Ordinary judge or a judge of lesser rank

Puisne judge and puisne justice (/ˈpjuːni/) are terms for an ordinary judge or a judge of lesser rank of a particular court. The term comes from a combination of the two French words, puis (since, later) and né (born) which have been combined as puisné or puîné; meaning "junior".

==Use==
The term is used almost exclusively in common law jurisdictions: the jurisdiction of England and Wales within the United Kingdom; Australia, including its states and territories; Canada, including its provinces and territories; India, including its states and territories; Pakistan, its provinces, and Azad Kashmir; the British Overseas Territory of Gibraltar; Kenya; Sri Lanka; South Africa in rural provinces and Hong Kong.
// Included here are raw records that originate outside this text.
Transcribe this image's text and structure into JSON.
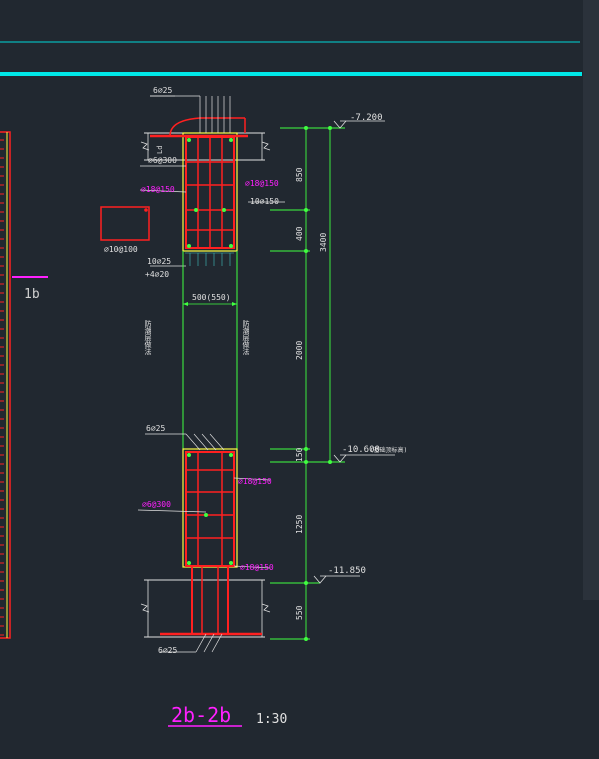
{
  "drawing": {
    "title": "2b-2b",
    "scale": "1:30",
    "section_mark": "1b"
  },
  "rebar_labels": {
    "top_bars": "6⌀25",
    "stirrup_top": "⌀6@300",
    "tie_left_top": "⌀18@150",
    "tie_right_top": "⌀18@150",
    "mid_bars": "10⌀150",
    "bottom_bars_upper": "10⌀25",
    "extra_bars": "+4⌀20",
    "beam_box": "⌀10@100",
    "wall_width": "500(550)",
    "lower_top_bars": "6⌀25",
    "lower_tie_right": "⌀18@150",
    "lower_stirrup": "⌀6@300",
    "lower_tie_bottom": "⌀18@150",
    "bottom_bars": "6⌀25",
    "vertical_note_left": "防潮层做法",
    "vertical_note_right": "防潮层做法",
    "top_rebar_tag": "Ld"
  },
  "elevations": {
    "top": "-7.200",
    "mid": "-10.600",
    "mid_note": "(基础顶标高)",
    "bottom": "-11.850"
  },
  "dimensions": {
    "d850": "850",
    "d400": "400",
    "d3400": "3400",
    "d2000": "2000",
    "d150": "150",
    "d1250": "1250",
    "d550": "550"
  },
  "colors": {
    "background": "#212830",
    "red": "#ff2020",
    "yellow": "#ffff40",
    "green": "#40ff40",
    "white": "#e0e0e0",
    "magenta": "#ff20ff",
    "cyan": "#00e0e0"
  }
}
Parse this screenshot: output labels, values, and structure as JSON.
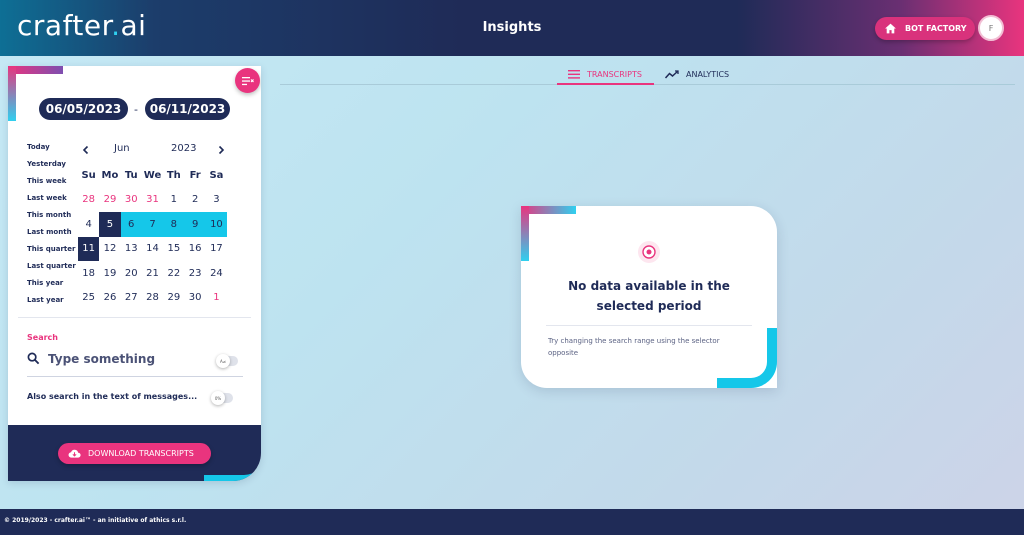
{
  "header": {
    "logo_text": "crafter",
    "logo_dot": ".",
    "logo_suffix": "ai",
    "title": "Insights",
    "bot_factory_label": "BOT FACTORY",
    "avatar_initial": "F"
  },
  "date_range": {
    "start": "06/05/2023",
    "separator": "-",
    "end": "06/11/2023"
  },
  "presets": [
    "Today",
    "Yesterday",
    "This week",
    "Last week",
    "This month",
    "Last month",
    "This quarter",
    "Last quarter",
    "This year",
    "Last year"
  ],
  "calendar": {
    "month": "Jun",
    "year": "2023",
    "weekdays": [
      "Su",
      "Mo",
      "Tu",
      "We",
      "Th",
      "Fr",
      "Sa"
    ],
    "weeks": [
      [
        {
          "d": "28",
          "t": "prev"
        },
        {
          "d": "29",
          "t": "prev"
        },
        {
          "d": "30",
          "t": "prev"
        },
        {
          "d": "31",
          "t": "prev"
        },
        {
          "d": "1",
          "t": ""
        },
        {
          "d": "2",
          "t": ""
        },
        {
          "d": "3",
          "t": ""
        }
      ],
      [
        {
          "d": "4",
          "t": ""
        },
        {
          "d": "5",
          "t": "sel"
        },
        {
          "d": "6",
          "t": "range"
        },
        {
          "d": "7",
          "t": "range"
        },
        {
          "d": "8",
          "t": "range"
        },
        {
          "d": "9",
          "t": "range"
        },
        {
          "d": "10",
          "t": "range"
        }
      ],
      [
        {
          "d": "11",
          "t": "sel"
        },
        {
          "d": "12",
          "t": ""
        },
        {
          "d": "13",
          "t": ""
        },
        {
          "d": "14",
          "t": ""
        },
        {
          "d": "15",
          "t": ""
        },
        {
          "d": "16",
          "t": ""
        },
        {
          "d": "17",
          "t": ""
        }
      ],
      [
        {
          "d": "18",
          "t": ""
        },
        {
          "d": "19",
          "t": ""
        },
        {
          "d": "20",
          "t": ""
        },
        {
          "d": "21",
          "t": ""
        },
        {
          "d": "22",
          "t": ""
        },
        {
          "d": "23",
          "t": ""
        },
        {
          "d": "24",
          "t": ""
        }
      ],
      [
        {
          "d": "25",
          "t": ""
        },
        {
          "d": "26",
          "t": ""
        },
        {
          "d": "27",
          "t": ""
        },
        {
          "d": "28",
          "t": ""
        },
        {
          "d": "29",
          "t": ""
        },
        {
          "d": "30",
          "t": ""
        },
        {
          "d": "1",
          "t": "next"
        }
      ]
    ]
  },
  "search": {
    "label": "Search",
    "placeholder": "Type something",
    "case_toggle_label": "A≠",
    "also_label": "Also search in the text of messages...",
    "also_toggle_label": "0%"
  },
  "download_label": "DOWNLOAD TRANSCRIPTS",
  "tabs": {
    "transcripts": "TRANSCRIPTS",
    "analytics": "ANALYTICS"
  },
  "empty_state": {
    "title_line1": "No data available in the",
    "title_line2": "selected period",
    "subtitle": "Try changing the search range using the selector opposite"
  },
  "footer": {
    "text": "© 2019/2023 - crafter.ai™ - an initiative of athics s.r.l."
  },
  "colors": {
    "navy": "#1f2b57",
    "pink": "#e9347e",
    "cyan": "#15c7e9"
  }
}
In Australia, the most senior judge after a chief justice in superior state courts is referred to as the "senior puisne judge".

Use is rare outside of, usually internal, court (judicial) procedural decisions as to which judge(s) will sit or has sat in hearings or appeals. The term is dated in detailed, academic case law analyses and, to varying degree direct applicability in higher courts.

The term excludes the court's chief judge(s)/justice(s); any seniormost judges, often specialists or a managerial head, sitting ex officio (by virtue of their office) as such in the court for which they have duties below; and any technically junior judges who may have been called to serve in a higher court, whom law reports and transcripts customarily specify as "sitting in" a judicial panel of a higher court or "sitting as" a judge of that court.

== By jurisdiction ==

=== Bermuda ===
In Bermuda, the Supreme Court comprises the Chief Justice and a number of puisne judges. As of January 2020, there are three puisne judges, with a vacancy for a fourth. New puisne judges are appointed by the Governor following a consultation with the Chief Justice.

===Canada===
In Canada judges other than the chief justice of a court are referred to as puisne judges.

=== Gibraltar ===
In Gibraltar, puisne judges, of which there must be at least one, are responsible for family law proceedings in the Supreme Court.

=== Jamaica ===
In Jamaica, the Supreme Court comprises the Chief Justice, and between 25 and 41 puisne judges, one of whom is designated the Senior Puisne Judge.

=== Mauritius ===
In Mauritius, the Supreme Court comprises the Chief Justice, the Senior Puisne Judge, and 20 other puisne judges.

=== United Kingdom ===

==== England and Wales ====
In England and Wales, judges of the High Court are referred to as puisne judges, unless the judge in question holds a specific title, such as Lord Chief Justice. Puisne judges must have at least seven years' experience as a barrister, or at least two years' experience as a circuit judge. The maximum number of puisne judges permitted in England and Wales at any one time is the full-time equivalent of 108.

Puisne judges are styled as The Honourable Mr/Mrs/Ms Justice [surname].

==== Northern Ireland ====
In Northern Ireland, judges of the High Court are referred to as puisne judges, with the exception of the Lord Chief Justice. The maximum number of puisne judges permitted in Northern Ireland at any one time is 15.

Puisne judges are styled as The Honourable Mr/Mrs/Madam Justice [surname].